Kelowna Gospel Fellowship knows it’s not the only church to declare February “love month” or dedicate a day each February to demonstrate unconditional agape love. But it continues, through teaching and actions and meticulous organization, to make agape love part of how KGF members live beyond church walls in the community every day.
KGF participates in Soles for Souls (which sends shoes abroad) and helps outreaches like Freedom’s Door men’s recovery program, Okanagan Valley Pregnancy Care Centre, the local food bank, MCC Thrift Store and others.
This year, senior pastor Mike Penninga preached a three-part series on unconditional love, and the church set aside Feb. 15, 2014, to make a concerted effort to reach out to the community. Some 140 from the congregation – families, children and older people – took part.
When you tie in a sermon series and then give an action step for it, tangible things happen, says Penninga. In its third year of emphasizing agape love, KGF works year round but makes a point of celebrating the importance of what they do each February.

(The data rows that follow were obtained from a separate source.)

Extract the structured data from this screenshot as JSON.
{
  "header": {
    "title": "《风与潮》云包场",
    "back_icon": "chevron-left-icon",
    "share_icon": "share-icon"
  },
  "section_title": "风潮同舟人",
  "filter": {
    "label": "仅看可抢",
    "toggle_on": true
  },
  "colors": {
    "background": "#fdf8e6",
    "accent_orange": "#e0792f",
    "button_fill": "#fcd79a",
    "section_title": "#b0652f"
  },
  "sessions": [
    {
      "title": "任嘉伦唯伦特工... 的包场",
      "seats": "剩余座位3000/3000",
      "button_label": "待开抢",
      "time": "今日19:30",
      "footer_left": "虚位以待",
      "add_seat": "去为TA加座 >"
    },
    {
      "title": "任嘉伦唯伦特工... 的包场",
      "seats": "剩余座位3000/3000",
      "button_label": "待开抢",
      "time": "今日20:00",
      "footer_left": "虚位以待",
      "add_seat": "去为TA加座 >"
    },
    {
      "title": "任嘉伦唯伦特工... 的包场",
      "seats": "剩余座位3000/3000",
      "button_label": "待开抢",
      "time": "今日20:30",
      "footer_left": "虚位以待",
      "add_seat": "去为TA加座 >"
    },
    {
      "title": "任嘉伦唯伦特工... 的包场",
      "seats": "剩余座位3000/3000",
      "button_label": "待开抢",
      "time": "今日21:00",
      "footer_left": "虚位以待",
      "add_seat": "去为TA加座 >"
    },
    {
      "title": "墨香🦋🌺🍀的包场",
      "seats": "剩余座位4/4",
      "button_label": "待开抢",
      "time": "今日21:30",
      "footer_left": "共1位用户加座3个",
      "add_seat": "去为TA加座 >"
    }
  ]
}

“When February ended, we said, ‘Now it’s March. The love has to stop,’” says Penninga – and people got the joke. “When people serve beyond the church walls, they understand there is a joy in living outwardly and generously.”
Former staff member Kristi Cooper, now a teacher, remains as a clearing-house person to keep track of community needs, ensuring outreach is effective and avoids empty posturing.
Cooper, whom Penninga credits with starting the program, says God gave her the realization that love does change everything, and that agape love actually transforms people. She was bothered by comments from non-Christians who criticize church people, she says. Profoundly affected by a statement she read in a blog – “Your actions speak so loudly I cannot hear your words” – Cooper began to wonder, “What if?”
Her resulting approach to church “love” action is so organized that community officials come to church staff with requests. Penninga says police and fire departments at times pass along news of a need. Even the mayor’s office will do likewise, he says. Social services workers also know that Kelowna Gospel Fellowship Church has people willing to help.
It’s an efficient way to show God’s love, Penninga says.
KGF has learned what is needed to make an event like Agape Day meaningful. “It works best if it’s tangible and there is time to sign up,” says Penninga. The church has also learned to provide two–four options to choose from on Agape Day, so members can find their “sweet spots” for service.
Twelve months of the year, the last words of a KGF service are, “You are loved.” Beginning with Agape Day, the church organizes action steps to grow in that love.